Back in 1937, the owner of an Oklahoma grocery chain called Humpty Dumpty was thinking of ways to get his clients to buy more stuff at his stores. His solution was as ingenious as it was it was practical: a large metal basket with little wheels. It could be filled to the brim with product upon product, then easily pushed to the checkout counter.
Today, Sylvan Goldman is remembered as the inventor of the shopping cart—a technology which has remained largely unchanged since its creation.

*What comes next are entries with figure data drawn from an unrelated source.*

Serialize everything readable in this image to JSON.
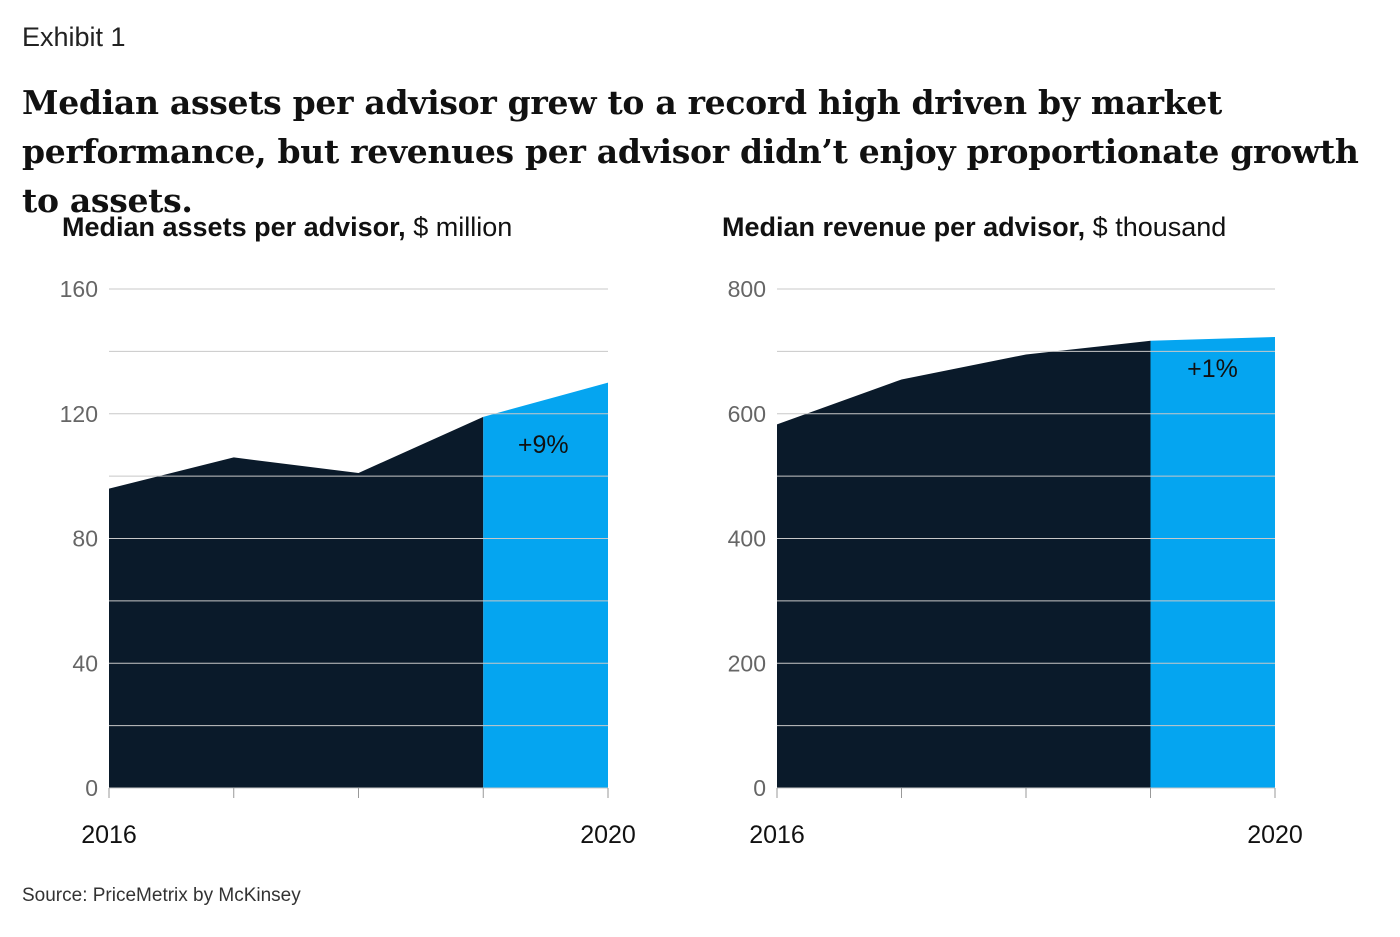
{
  "exhibit_label": "Exhibit 1",
  "headline": "Median assets per advisor grew to a record high driven by market performance, but revenues per advisor didn’t enjoy proportionate growth to assets.",
  "source": "Source: PriceMetrix by McKinsey",
  "colors": {
    "historical": "#0a1a2a",
    "recent": "#05a5f0",
    "grid": "#c8c8c8"
  },
  "chart_data": [
    {
      "type": "area",
      "title_bold": "Median assets per advisor,",
      "title_unit": "$ million",
      "x": [
        2016,
        2017,
        2018,
        2019,
        2020
      ],
      "x_tick_labels": [
        "2016",
        "",
        "",
        "",
        "2020"
      ],
      "values": [
        96,
        106,
        101,
        119,
        130
      ],
      "highlight_from_index": 3,
      "ylim": [
        0,
        160
      ],
      "y_tick_labels": [
        "0",
        "40",
        "80",
        "120",
        "160"
      ],
      "y_ticks": [
        0,
        40,
        80,
        120,
        160
      ],
      "gridlines": [
        0,
        20,
        40,
        60,
        80,
        100,
        120,
        140,
        160
      ],
      "annotation": "+9%"
    },
    {
      "type": "area",
      "title_bold": "Median revenue per advisor,",
      "title_unit": "$ thousand",
      "x": [
        2016,
        2017,
        2018,
        2019,
        2020
      ],
      "x_tick_labels": [
        "2016",
        "",
        "",
        "",
        "2020"
      ],
      "values": [
        583,
        655,
        695,
        717,
        723
      ],
      "highlight_from_index": 3,
      "ylim": [
        0,
        800
      ],
      "y_tick_labels": [
        "0",
        "200",
        "400",
        "600",
        "800"
      ],
      "y_ticks": [
        0,
        200,
        400,
        600,
        800
      ],
      "gridlines": [
        0,
        100,
        200,
        300,
        400,
        500,
        600,
        700,
        800
      ],
      "annotation": "+1%"
    }
  ]
}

But that may not be the case for much longer, as the good folks at Walmart are seeking to reinvent the swivel wheel by creating a mobile fleet of automated shopping carts that can be controlled by a smartphone, CNN reports.
According to a patent application made by Walmart and granted by the US government last week, the prototype shopping carts would be pimped out with detachable motors, video cameras, and sensors, which would allow shoppers to summon their cart with a "user interface device" like a tablet or phone.
In other words, your unmanned shopping cart could find you in the store, hopefully avoiding human toes and other carts, and take care of all of that exhausting pushing for you. And while pushing shopping carts is probably one of the only forms of exercise that sedentary, consumerist Americans engage in on a regular basis, the time may have come to let machines undertake even this minimally demanding task.
But the carts envisioned by Walmart are about way more than minimizing physical exertion. The smart carts will also be able to tell humans working at the stores which of them are unattended and return to a docking station on their own, which could have huge implications for inventory. They would also be able to tell customers where items are located inside of airplane hangar-sized Walmarts.
While patent approval hardly means that a design will go into production, it does mean that it could be time to revamp the shopping cart after almost 100 years of the consistency. And, as with any case of mechanization of labor, humans will inevitably be replaced, meaning that the time-honored summer job of pushing carts in the parking lot could soon be obsolete.